James Henry Molyneaux (Lord)
“If I hadn’t seen what I did at Belsen I don’t think I would have believed someone could do those things to another living person.” Lord Molyneaux
James Henry Molyneaux was born on August 27, 1920 at Killead, Co Antrim, the only son of William Molyneaux, a poultry farmer, and his wife Sarah (née Gilmore). He was educated at Aldergrove School where remarkably he was the only Protestant pupil.
When Sir Knox Cunningham stood down as MP for South Antrim in 1970, Molyneaux was prevailed upon to succeed him. In the General Election he secured a majority just shy of 40,000. In 1974, he became leader of the Unionist MPs at Westminster and in 1979 succeeded Harry West as party leader.
His leadership of the Ulster Unionist Party, from 1979 until 1995, spanned some of the worst violence and political turmoil of the Troubles.
In 1983 he became the MP for the newly-created Lagan Valley seat, which he represented until he stepped down at the General Election of 1997. He was also appointed a Privy Counsellor in 1983, probably the political distinction he valued most. Knighted in 1996, he was awarded a life peerage the following year.
Between 1971 and 1998 James Henry Molyneaux was Sovereign Grand Master of the Royal Black Institution.
He died, aged 94, on March 9, 2015.
Serving in the RAF from 1941 to 1946, Molyneaux became a member of a nine-man specialist group of commandos. They landed on D-Day to reconnoitre for airfield sites on the beachhead, and had Spitfires landing within three days.
In April 1945, his unit assisted in the liberation of Belsen concentration camp, an experience that caused him to suffer nightmares for years. Corporal Jim Molyneaux was 24 years old. What he was to see there was to leave an indelible mark on his life. Fifty-six years later, in 2001, Lord Molyneaux returned to Belsen with a BBC NI Spotlight team to reflect on man’s inhumanity to man. He recalled the horror of the first glimpse of the camp perimeter.
“On that fence were skeletons of men and women, who in sheer desperation had deliberately put their claw-like fingers on that electric fencing and electrocuted themselves and of course no-one bothered to take them off it,” said Lord Molyneaux.
“Every step you took revealed further horrors. It was the sort of stuff of which nightmares were made.”
Seventeen thousand bodies lay scattered and in great heaps inside the camp.
The dead and the living were mingled in the prison huts where indescribable conditions prevailed.
Disease was rife. Typhus had taken hold and would claim 13,000 more lives, even after liberation.
Even the normal human impulse to reach out to the prisoners had to be stifled.
Lord Molyneaux remembered a briefing from the chief medical officer after their arrival.
“He told us: ‘I am warning you not to give them anything to eat, chocolate, sweets, anything because they have deteriorated to such an extent that food of any sort will just kill them stone dead.'”
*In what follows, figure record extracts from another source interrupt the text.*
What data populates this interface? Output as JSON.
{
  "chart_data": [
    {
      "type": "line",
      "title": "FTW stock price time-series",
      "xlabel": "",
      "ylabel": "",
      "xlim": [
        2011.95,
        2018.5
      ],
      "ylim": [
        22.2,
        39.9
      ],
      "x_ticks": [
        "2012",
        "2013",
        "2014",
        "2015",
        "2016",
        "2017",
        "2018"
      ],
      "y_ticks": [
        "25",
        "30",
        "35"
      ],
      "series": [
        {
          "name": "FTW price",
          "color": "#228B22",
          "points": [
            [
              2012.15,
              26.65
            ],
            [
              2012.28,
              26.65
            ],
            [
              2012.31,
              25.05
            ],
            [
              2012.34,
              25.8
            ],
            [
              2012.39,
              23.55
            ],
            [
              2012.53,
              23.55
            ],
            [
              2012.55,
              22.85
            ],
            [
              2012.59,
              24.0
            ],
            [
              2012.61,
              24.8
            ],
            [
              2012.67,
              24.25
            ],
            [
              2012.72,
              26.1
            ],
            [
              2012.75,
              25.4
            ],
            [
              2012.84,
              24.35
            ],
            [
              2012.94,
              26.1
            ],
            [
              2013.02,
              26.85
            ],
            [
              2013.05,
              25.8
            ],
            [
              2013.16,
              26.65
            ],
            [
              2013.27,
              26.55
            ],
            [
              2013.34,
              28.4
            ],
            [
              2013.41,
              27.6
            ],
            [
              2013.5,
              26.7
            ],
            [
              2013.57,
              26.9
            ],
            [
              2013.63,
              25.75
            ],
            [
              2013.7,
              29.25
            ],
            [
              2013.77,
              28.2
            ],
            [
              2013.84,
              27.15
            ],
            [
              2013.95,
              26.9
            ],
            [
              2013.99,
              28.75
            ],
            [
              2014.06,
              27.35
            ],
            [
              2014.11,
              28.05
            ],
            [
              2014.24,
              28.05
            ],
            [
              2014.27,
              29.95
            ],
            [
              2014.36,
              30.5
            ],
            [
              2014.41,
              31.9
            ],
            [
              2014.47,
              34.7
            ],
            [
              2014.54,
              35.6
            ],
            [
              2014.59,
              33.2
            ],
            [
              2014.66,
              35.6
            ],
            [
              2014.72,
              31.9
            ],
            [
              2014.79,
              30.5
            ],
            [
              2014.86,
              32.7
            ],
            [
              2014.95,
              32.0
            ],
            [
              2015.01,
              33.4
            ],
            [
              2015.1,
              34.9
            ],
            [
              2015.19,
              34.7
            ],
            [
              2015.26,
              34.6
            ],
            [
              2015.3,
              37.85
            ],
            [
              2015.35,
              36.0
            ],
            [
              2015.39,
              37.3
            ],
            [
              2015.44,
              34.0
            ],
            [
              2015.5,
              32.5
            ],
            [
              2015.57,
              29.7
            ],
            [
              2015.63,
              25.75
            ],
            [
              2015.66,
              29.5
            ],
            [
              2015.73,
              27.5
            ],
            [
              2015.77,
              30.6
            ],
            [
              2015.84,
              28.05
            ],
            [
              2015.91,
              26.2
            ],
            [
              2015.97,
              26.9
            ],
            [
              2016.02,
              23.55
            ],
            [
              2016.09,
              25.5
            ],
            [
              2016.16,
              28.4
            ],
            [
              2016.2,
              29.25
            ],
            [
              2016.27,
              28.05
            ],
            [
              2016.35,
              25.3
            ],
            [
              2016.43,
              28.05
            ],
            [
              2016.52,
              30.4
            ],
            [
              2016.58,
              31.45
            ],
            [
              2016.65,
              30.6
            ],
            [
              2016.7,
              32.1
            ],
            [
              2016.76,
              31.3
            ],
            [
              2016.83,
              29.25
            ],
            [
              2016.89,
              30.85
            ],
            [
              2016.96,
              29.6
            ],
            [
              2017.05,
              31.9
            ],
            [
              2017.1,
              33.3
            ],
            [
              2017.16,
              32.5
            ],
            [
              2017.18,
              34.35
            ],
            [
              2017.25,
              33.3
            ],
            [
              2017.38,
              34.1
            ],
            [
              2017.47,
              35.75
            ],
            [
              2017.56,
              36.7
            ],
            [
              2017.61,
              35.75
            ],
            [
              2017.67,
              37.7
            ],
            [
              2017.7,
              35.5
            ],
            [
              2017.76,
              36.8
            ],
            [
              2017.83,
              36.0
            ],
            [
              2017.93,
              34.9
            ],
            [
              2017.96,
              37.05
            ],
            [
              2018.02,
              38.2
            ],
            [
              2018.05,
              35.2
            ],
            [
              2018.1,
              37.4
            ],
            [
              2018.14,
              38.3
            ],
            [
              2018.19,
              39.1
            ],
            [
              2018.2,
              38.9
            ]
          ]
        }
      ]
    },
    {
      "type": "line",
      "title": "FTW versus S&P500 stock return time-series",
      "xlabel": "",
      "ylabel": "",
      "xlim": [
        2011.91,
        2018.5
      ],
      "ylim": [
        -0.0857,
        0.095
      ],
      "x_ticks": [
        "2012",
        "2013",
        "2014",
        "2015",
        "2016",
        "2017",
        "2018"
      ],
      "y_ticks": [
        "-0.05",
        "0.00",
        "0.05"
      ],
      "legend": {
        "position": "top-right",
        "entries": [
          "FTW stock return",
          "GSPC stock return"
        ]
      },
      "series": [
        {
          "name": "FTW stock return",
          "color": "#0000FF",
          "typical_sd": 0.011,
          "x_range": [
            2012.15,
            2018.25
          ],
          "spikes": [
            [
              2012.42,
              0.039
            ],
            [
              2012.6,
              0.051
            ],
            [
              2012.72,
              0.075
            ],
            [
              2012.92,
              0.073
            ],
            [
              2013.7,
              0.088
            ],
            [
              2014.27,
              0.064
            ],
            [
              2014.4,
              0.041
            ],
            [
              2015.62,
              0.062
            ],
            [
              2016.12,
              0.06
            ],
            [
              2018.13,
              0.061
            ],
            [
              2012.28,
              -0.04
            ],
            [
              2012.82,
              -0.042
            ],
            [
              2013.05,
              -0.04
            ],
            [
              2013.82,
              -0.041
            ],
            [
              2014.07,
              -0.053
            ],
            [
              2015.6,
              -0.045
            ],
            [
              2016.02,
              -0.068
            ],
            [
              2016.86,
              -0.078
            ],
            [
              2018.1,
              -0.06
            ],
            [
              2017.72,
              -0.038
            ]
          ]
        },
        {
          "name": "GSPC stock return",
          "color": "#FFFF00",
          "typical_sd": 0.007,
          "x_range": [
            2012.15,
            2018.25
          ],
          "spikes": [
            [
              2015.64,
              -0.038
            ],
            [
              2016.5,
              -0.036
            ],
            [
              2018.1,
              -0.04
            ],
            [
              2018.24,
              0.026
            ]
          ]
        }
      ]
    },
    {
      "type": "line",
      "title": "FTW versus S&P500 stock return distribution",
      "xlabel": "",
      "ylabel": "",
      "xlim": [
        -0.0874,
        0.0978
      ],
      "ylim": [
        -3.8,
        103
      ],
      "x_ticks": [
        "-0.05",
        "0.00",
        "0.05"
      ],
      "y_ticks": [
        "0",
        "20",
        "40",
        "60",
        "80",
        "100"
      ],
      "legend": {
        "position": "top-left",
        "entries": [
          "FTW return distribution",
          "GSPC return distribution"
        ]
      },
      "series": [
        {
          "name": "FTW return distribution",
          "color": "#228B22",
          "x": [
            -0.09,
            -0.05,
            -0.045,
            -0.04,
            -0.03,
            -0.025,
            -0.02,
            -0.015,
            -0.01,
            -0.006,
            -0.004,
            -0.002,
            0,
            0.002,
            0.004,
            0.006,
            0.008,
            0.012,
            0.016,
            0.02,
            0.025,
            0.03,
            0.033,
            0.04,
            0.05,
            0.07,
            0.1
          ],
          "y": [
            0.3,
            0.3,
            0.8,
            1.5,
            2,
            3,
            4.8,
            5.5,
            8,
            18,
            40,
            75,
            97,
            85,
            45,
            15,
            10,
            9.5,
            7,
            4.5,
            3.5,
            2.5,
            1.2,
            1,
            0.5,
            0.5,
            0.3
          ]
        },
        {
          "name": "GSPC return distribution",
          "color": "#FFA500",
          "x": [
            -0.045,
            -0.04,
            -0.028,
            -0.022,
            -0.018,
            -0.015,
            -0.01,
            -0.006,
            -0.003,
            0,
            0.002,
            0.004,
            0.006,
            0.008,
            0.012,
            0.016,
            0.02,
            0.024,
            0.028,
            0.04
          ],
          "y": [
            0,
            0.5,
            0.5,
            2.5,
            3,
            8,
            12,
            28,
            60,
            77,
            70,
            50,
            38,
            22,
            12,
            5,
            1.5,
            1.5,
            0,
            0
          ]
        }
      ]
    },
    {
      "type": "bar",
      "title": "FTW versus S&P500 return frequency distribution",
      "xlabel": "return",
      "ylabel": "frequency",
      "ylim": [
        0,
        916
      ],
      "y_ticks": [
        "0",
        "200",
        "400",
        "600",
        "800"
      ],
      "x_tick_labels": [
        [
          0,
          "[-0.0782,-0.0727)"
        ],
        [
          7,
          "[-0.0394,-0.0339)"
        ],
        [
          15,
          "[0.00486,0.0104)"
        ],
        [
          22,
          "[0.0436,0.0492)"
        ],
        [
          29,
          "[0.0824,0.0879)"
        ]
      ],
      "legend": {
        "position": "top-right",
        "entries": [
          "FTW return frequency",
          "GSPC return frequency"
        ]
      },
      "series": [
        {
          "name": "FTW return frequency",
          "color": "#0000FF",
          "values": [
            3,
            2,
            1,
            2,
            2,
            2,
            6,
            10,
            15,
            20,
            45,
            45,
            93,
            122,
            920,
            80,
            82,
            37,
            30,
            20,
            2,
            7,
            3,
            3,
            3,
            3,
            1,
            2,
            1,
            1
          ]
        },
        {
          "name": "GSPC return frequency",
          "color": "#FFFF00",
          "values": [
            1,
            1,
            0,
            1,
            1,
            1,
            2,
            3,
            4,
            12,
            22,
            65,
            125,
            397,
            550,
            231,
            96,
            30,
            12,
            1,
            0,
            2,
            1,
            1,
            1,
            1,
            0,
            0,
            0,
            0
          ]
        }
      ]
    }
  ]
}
Cruelty still continued by the German SS guards who had chosen not to flee the camp.
They were still forcing the living to bury their own dead.
“A German soldier was ill-treating two of these prisoners and I have to admit that I broke the Geneva Convention and laid on him with the one stick I could get hold of.”
Above all others one episode stood out for the young soldier Molyneaux.
One morning he came across a Mass being held by some Polish Catholics at a makeshift altar.
“The young priest was standing in a very peculiar attitude and when I came closer to look lying between his feet was the body of another priest who had presumably dropped dead and nobody had the energy to move him.
“It was extremely moving to me as a Protestant and I think I meditated on it for quite a long time afterwards.”
He never forgot his war-time experiences and said that they stood him in good stead for public life.
“You would never write people off as being nonentities.
“I think you would place a certain amount of importance to every human being.”
Some memories were always painful.
“I cannot ever wear striped blue pyjamas for the simple reason that this was the uniform in the concentration camps,” Lord Molyneaux revealed. “If you imagine thousands of people in striped blue and white pyjamas wandering about like skeletons and some of them falling dead before you.
“That’s the memory I think that I would rather not have.”